The data consisted of 6 exposures (3 of 600 seconds each and 3 of 500 seconds each), which were "dithered" to move the transient's location to a different region of the detector on each exposure. James Rhoads reduced the images following mostly standard procedures for Mosaic data. Calibration frames from preceding nights (April 1 and 3 UT) were used, and we used dome flats. We estimate residual flatfielding errors for relative photometry at less than 3% ; this could be improved using dark sky flats, but we see no compelling reason to do so.
The final coadded image shows no source at the location of the optical transient. The flux obtained in a 5 pixel (1.30 arcsecond) radius aperture and calibrated by comparison to Groot et al's reference star 1 ( IAU Circular 6852) corresponds to -0.44 +- 0.33 microJansky at R band. The corresponding 3 sigma limiting magnitude is R > 24.3 ; the 2 sigma limit is R > 25.3 . For a 7 pixel aperture, the flux is -0.52 +- 0.38 microJansky.
We also placed an aperture on the location of Grossan et al's nearby source (GRB Coordinate Network notice no. 35). The fluxes in 5 and 7 pixel apertures are 0.14 +- 0.32 microJansky and 0.51 +- 0.37 microJansky respectively. Corresponding 3 sigma limits are R > 23.6 and 23.2 ; two sigma limits are R > 24.0 and 23.4 respectively. These results are just consistent with Grossan et al's magnitude measurement of R=24.1 or 24.3 for the neighboring source.
A 104 by 91 arcsecond section of the final image can be obtained in FITS format by anonymous FTP from ftp://gemini.kpno.noao.edu/pub/grb/980326. Note that the instrument's field of view is 36 arcminutes, and so our data cover the entire BeppoSAX error box (16 arcminute diameter). We can make the raw data covering this full region available to anyone who would like to see them. However, note that some reprocessing of the data would be required to obtain a cosmetically clean image throughout this region. The present chips in the instrument have numerous and large cosmetic defects. We placed the transient's location on a clean region of the detector in all exposures, and so did not pay much attention to mitigating the effects of bad pixels on other regions of the image during data processing.

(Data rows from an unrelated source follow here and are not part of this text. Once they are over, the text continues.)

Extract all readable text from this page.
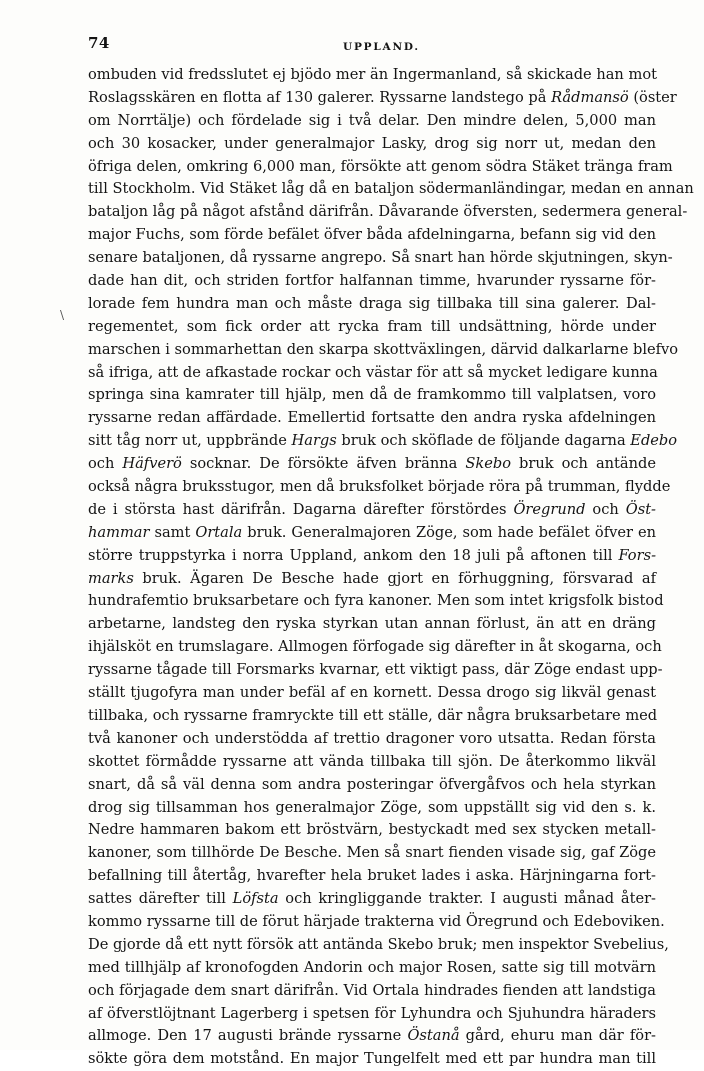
74	UPPLAND.
\
ombuden vid fredsslutet ej bjödo mer än Ingermanland, så skickade han mot
Roslagsskären en flotta af 130 galerer. Ryssarne landstego på Rådmansö (öster
om Norrtälje) och fördelade sig i två delar. Den mindre delen, 5,000 man
och 30 kosacker, under generalmajor Lasky, drog sig norr ut, medan den
öfriga delen, omkring 6,000 man, försökte att genom södra Stäket tränga fram
till Stockholm. Vid Stäket låg då en bataljon södermanländingar, medan en annan
bataljon låg på något afstånd därifrån. Dåvarande öfversten, sedermera general-
major Fuchs, som förde befälet öfver båda afdelningarna, befann sig vid den
senare bataljonen, då ryssarne angrepo. Så snart han hörde skjutningen, skyn-
dade han dit, och striden fortfor halfannan timme, hvarunder ryssarne för-
lorade fem hundra man och måste draga sig tillbaka till sina galerer. Dal-
regementet, som fick order att rycka fram till undsättning, hörde under
marschen i sommarhettan den skarpa skottväxlingen, därvid dalkarlarne blefvo
så ifriga, att de afkastade rockar och västar för att så mycket ledigare kunna
springa sina kamrater till hjälp, men då de framkommo till valplatsen, voro
ryssarne redan affärdade. Emellertid fortsatte den andra ryska afdelningen
sitt tåg norr ut, uppbrände Hargs bruk och sköflade de följande dagarna Edebo
och Häfverö socknar. De försökte äfven bränna Skebo bruk och antände
också några bruksstugor, men då bruksfolket började röra på trumman, flydde
de i största hast därifrån. Dagarna därefter förstördes Öregrund och Öst-
hammar samt Ortala bruk. Generalmajoren Zöge, som hade befälet öfver en
större truppstyrka i norra Uppland, ankom den 18 juli på aftonen till Fors-
marks bruk. Ägaren De Besche hade gjort en förhuggning, försvarad af
hundrafemtio bruksarbetare och fyra kanoner. Men som intet krigsfolk bistod
arbetarne, landsteg den ryska styrkan utan annan förlust, än att en dräng
ihjälsköt en trumslagare. Allmogen förfogade sig därefter in åt skogarna, och
ryssarne tågade till Forsmarks kvarnar, ett viktigt pass, där Zöge endast upp-
ställt tjugofyra man under befäl af en kornett. Dessa drogo sig likväl genast
tillbaka, och ryssarne framryckte till ett ställe, där några bruksarbetare med
två kanoner och understödda af trettio dragoner voro utsatta. Redan första
skottet förmådde ryssarne att vända tillbaka till sjön. De återkommo likväl
snart, då så väl denna som andra posteringar öfvergåfvos och hela styrkan
drog sig tillsamman hos generalmajor Zöge, som uppställt sig vid den s. k.
Nedre hammaren bakom ett bröstvärn, bestyckadt med sex stycken metall-
kanoner, som tillhörde De Besche. Men så snart fienden visade sig, gaf Zöge
befallning till återtåg, hvarefter hela bruket lades i aska. Härjningarna fort-
sattes därefter till Löfsta och kringliggande trakter. I augusti månad åter-
kommo ryssarne till de förut härjade trakterna vid Öregrund och Edeboviken.
De gjorde då ett nytt försök att antända Skebo bruk; men inspektor Svebelius,
med tillhjälp af kronofogden Andorin och major Rosen, satte sig till motvärn
och förjagade dem snart därifrån. Vid Ortala hindrades fienden att landstiga
af öfverstlöjtnant Lagerberg i spetsen för Lyhundra och Sjuhundra häraders
allmoge. Den 17 augusti brände ryssarne Östanå gård, ehuru man där för-
sökte göra dem motstånd. En major Tungelfelt med ett par hundra man till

If you use this data in a publication, please at least cite our upcoming communication to the GCN (Gamma Ray Burst Coordinate Network). A standard issue Kitt Peak acknowledgement may also be in order in some cases, e.g. if you wish to reproduce the image. That acknowledgement is something like: This work uses data obtained by F. Valdes, B. Jannuzi, and J. Rhoads on behalf of the NOAO Deep Widefield survey and the KPNO followup team using the KPNO 4 meter telescope. Kitt Peak National Observatory, National Optical Astronomy Observatories, is operated by the Association of Universities for Research in Astronomy, Inc. (AURA) under cooperative agreement with the National Science Foundation.
General comments: The pixel scale is approximately 0.26 arcsec per pixel. The instrument used was the Kitt Peak CCD Mosaic camera. North is to the left, and East is at the bottom. There is a world coordinate system in the image header; it appears to have a small zero point shift (about 2 pixels in the Y direction, i.e. E-W) relative to Groot et al's astrometry for the photometric reference stars.